Autor: Xie KZ; Mayo Clinic Alix School of Medicine, Mayo Clinic, Rochester, MN, USA., Antezana LA; Mayo Clinic Alix School of Medicine, Mayo Clinic, Rochester, MN, USA., Bowen AJ; Department of Otolaryngology (ENT)/Head and Neck Surgery, Mayo Clinic, Rochester, MN, USA., Yin LX; Department of Otolaryngology (ENT)/Head and Neck Surgery, Mayo Clinic, Rochester, MN, USA., Yeakel S; Department of Otolaryngology (ENT)/Head and Neck Surgery, Mayo Clinic, Rochester, MN, USA., Nassiri A; Department of Otolaryngology (ENT)/Head and Neck Surgery, Mayo Clinic, Rochester, MN, USA., Moore EJ; Department of Otolaryngology (ENT)/Head and Neck Surgery, Mayo Clinic, Rochester, MN, USA.
Jazyk: angličtina
Zdroj: Journal of telemedicine and telecare [J Telemed Telecare] 2024 Jun; Vol. 30 (5), pp. 860-870. Date of Electronic Publication: 2022 Jun 06.
DOI: 10.1177/1357633X221100054
Abstrakt: Introduction: Coronavirus disease 2019 accelerated the use of virtual visits within health care. We examined the utility of telemedicine for conducting visits in a tertiary head and neck practice.

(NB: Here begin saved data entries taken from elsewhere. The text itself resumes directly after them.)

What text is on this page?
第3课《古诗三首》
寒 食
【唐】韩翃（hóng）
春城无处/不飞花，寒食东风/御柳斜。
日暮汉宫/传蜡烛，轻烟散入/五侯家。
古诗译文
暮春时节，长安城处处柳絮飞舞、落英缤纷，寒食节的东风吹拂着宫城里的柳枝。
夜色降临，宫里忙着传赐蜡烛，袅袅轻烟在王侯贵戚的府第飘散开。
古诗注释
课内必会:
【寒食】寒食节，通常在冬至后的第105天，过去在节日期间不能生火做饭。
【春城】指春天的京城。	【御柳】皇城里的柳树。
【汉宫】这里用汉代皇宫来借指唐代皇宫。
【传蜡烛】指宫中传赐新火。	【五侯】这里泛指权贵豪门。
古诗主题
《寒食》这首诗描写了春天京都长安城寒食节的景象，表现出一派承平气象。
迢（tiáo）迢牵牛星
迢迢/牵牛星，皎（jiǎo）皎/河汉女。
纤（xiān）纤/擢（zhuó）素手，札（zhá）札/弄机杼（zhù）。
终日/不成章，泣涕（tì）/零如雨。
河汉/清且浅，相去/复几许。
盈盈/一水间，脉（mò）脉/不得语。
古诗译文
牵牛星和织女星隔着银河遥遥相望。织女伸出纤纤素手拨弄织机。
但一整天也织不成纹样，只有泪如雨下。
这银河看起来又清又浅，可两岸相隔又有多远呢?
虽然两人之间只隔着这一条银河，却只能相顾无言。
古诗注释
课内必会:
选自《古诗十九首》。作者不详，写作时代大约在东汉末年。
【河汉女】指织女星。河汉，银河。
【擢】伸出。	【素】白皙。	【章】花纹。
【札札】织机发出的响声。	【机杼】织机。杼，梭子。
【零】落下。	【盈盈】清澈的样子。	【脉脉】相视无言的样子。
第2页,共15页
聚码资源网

Methods: A retrospective study was conducted on patients presenting via video to a tertiary-level head and neck clinic between January 2020 and December 2020. Patient demographics were collected in addition to visit indication, diagnostic imaging/tests at the time of visit, and post-visit plan. Visits were deemed successful if evaluation by video was sufficient in determining a clinical plan and did not require deferment of recommendations for subsequent in-person consult visits and/or work-up (labs, imaging). Logistic regression was performed to identify variables that served as significant predictors of successful video visits.

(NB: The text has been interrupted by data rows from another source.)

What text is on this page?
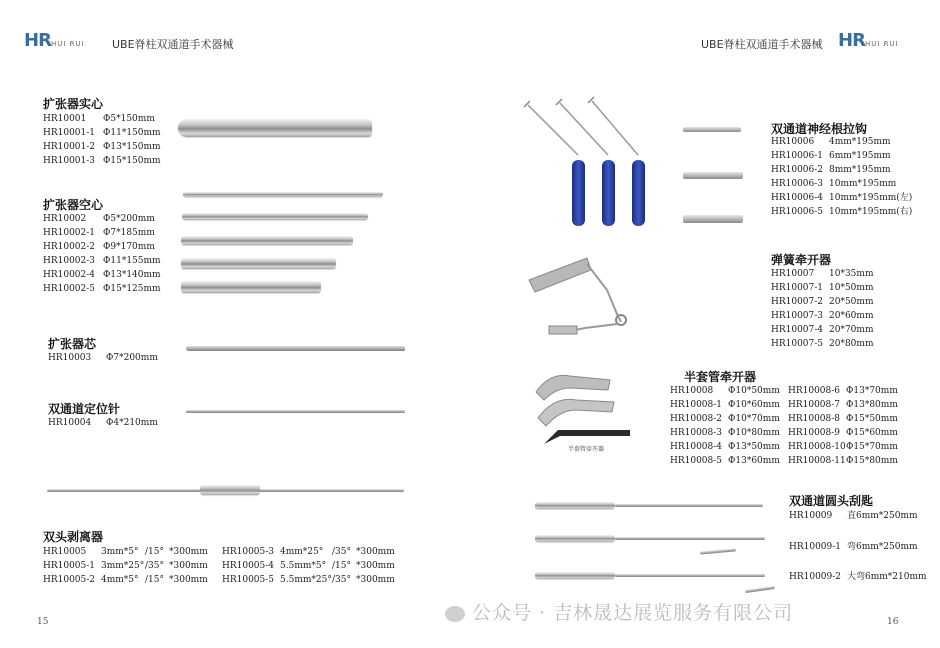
HRHUI RUI UBE脊柱双通道手术器械	UBE脊柱双通道手术器械 HRHUI RUI
扩张器实心
HR10001 Φ5*150mm
HR10001-1 Φ11*150mm
HR10001-2 Φ13*150mm
HR10001-3 Φ15*150mm
扩张器空心
HR10002 Φ5*200mm
HR10002-1 Φ7*185mm
HR10002-2 Φ9*170mm
HR10002-3 Φ11*155mm
HR10002-4 Φ13*140mm
HR10002-5 Φ15*125mm
扩张器芯
HR10003 Φ7*200mm
双通道定位针
HR10004 Φ4*210mm
双头剥离器
HR10005 3mm*5° /15° *300mm
HR10005-1 3mm*25°/35° *300mm
HR10005-2 4mm*5° /15° *300mm
HR10005-3 4mm*25° /35° *300mm
HR10005-4 5.5mm*5° /15° *300mm
HR10005-5 5.5mm*25°/35° *300mm
15
双通道神经根拉钩
HR10006 4mm*195mm
HR10006-1 6mm*195mm
HR10006-2 8mm*195mm
HR10006-3 10mm*195mm
HR10006-4 10mm*195mm(左)
HR10006-5 10mm*195mm(右)
弹簧牵开器
HR10007 10*35mm
HR10007-1 10*50mm
HR10007-2 20*50mm
HR10007-3 20*60mm
HR10007-4 20*70mm
HR10007-5 20*80mm
半套管牵开器
半套管牵开器
HR10008 Φ10*50mm
HR10008-1 Φ10*60mm
HR10008-2 Φ10*70mm
HR10008-3 Φ10*80mm
HR10008-4 Φ13*50mm
HR10008-5 Φ13*60mm
HR10008-6 Φ13*70mm
HR10008-7 Φ13*80mm
HR10008-8 Φ15*50mm
HR10008-9 Φ15*60mm
HR10008-10Φ15*70mm
HR10008-11Φ15*80mm
双通道圆头刮匙
HR10009 直6mm*250mm
HR10009-1 弯6mm*250mm
HR10009-2 大弯6mm*210mm
公众号 · 吉林晟达展览服务有限公司	16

Results: A total of 124 video visits were reviewed. Video visits were successful for the initial evaluation 88.7% of the time ( n  = 110). Computerized tomographic scans were the most available diagnostic test, available for 54% of patients ( n  = 67), followed by biopsy report 30.6% ( n  = 38). Visit indication had a statistically significant effect on whether a treatment plan could be made ( p  = 0.024). For new patients with parotid masses ( n  = 42), definitive treatment plans could be made 97.6% of the time ( n  = 41). Patients presenting with an indication of thyroid mass (odds ratio: 0.19 (confidence interval: 0.00072-0.50), p  = 0.018) and other neck mass (odds ratio: 0.035 (confidence interval: 0.0014, 0.90), p  = 0.043) were at significantly lesser odds than parotid patients to have a successful video visit.
Discussion: In this study, virtual visits were successful for a high percentage of head and neck visits, particularly among patients seeking evaluation for parotid-related concerns.
Competing Interests: Declaration of conflicting interestsThe authors declared no potential conflicts of interest with respect to the research, authorship, and/or publication of this article.